UKBM: Myrrdin

This is the second of several posts on some of the best, and often criminally ignored, black metal bands to come out of the UK. Many are still active, some are not, but every one deserves a lot more attention. This isn’t about “supporting the national scene”, or anything unreasonably posi like that. It’s about paying fealty to great artistic creations. The best British Black Metal is isolationist music, created by and for the solitary, with little to no input from others in the “scene”. These posts are a celebration of that anchoritic spirit, and the close bond it often has with the landscape and eccentricities of these islands.

Feeding the foul fiend that is LURKER grows ever harder as a full-time job and Ph. D. devour time and soul. Consider it a badge of ultimate quality, then, that I choose to break the silence with an encomium of Dorset’s Myrrdin, whose music I have listened to more than anything else over the last couple of months. First contact with this strange and many-sided project came in the form of a split 7″ with Instinct, a long-term favourite and future subject of the UKBM series. The split houses one track of devastating Black Metal, ‘Pagan Bloody Altar’: a ‘Transylvanian Hunger’ repatriated to English shores, with all the catchiness retained.  It sees Myrrdin at his simplest, turning his hand to writing unforgettably compelling riffs and a mighty chorus.
At the opposite end of the project’s spectrum is the synth masterpiece Glomung Ofter Se Weald (2008), widely hailed as one of the finest moments in the so-called ‘Dungeon Synth’ microgenre, along with early Mortiis, Wongraven and instrumental Burzum. The tape captures perfectly the floating, noctambulant tone of those vital Norse releases and crafts it into something far more intricate and ambitious in scope than any like-minded artist has achieved yet.
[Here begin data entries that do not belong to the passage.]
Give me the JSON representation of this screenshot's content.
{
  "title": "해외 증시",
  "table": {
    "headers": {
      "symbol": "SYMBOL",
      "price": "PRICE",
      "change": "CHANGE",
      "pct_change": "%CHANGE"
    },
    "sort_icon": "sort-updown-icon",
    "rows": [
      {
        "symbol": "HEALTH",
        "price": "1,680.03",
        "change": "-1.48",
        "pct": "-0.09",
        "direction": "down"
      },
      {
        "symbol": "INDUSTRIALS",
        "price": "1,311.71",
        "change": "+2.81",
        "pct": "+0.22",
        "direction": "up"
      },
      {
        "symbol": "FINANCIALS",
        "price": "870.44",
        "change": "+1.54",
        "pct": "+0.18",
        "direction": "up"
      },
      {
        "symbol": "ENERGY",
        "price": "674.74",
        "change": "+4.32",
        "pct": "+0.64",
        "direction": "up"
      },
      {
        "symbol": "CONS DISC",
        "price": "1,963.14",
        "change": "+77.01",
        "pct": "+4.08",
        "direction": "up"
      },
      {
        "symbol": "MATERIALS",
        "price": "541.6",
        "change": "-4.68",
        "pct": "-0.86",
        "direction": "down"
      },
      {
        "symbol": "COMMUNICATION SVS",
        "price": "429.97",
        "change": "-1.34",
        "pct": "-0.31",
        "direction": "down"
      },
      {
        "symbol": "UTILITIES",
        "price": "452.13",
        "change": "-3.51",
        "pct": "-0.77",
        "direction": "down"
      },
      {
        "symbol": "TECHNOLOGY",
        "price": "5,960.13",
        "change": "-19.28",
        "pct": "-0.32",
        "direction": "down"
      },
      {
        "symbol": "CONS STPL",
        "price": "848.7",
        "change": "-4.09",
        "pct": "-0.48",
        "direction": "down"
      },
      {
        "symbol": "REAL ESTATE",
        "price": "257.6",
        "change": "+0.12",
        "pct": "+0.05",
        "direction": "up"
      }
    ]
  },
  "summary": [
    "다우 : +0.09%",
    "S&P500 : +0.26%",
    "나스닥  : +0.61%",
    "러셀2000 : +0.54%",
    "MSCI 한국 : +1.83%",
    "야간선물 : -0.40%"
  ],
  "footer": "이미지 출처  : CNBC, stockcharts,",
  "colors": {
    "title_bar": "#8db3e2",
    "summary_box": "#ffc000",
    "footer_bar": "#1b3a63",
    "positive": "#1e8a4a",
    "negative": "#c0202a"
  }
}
It is truly special, and can be heard in its entirety here.
The release that has stuck with me most, however, is Myrrdin’s only true album proper, 2010’s Bróga Fram Ánne Ealdne Geárdagas (Old English for ‘Horror from an Olden Bygone Age’). I want to say that it lies part-way between the above two styles, but that isn’t really true. It’s something altogether different. Burzumic instrumentals alternate with obscure and raucous metal, but not of the blasting, Darkthronian kind. Myrrdin’s sound is varied, rhythmic and really, really noisy. Horrifically distorted vocals lie like a filthy sediment on top of the thick, treble-heavy metal. Supposedly, some lily-livered listeners are put off by the production, but once you get neck deep in the album then the whole tone of it starts to sound utterly perfect. Fucking unique, fucking excellent.
Myrrdin has now graciously put all of the aforementioned releases on his bandcamp page, but LURKER suggests you contact him directly through his personal label Akousmatikoi Underground and get hold of a physical copy of the releases (especially Broga), before they sell out. We now eagerly await word from our spies in Dorset as to what strange new forms of music the man will bring us next.

1 Comment

  • Reply October 10, 2012

    Verst

    A great overview of Myrrdin’s works. I compeletely agree about the full – length; it reallly is magnificent but sadly, though unsurprisingly, totally overlooked. Certainly one of my favourite artists from the UK.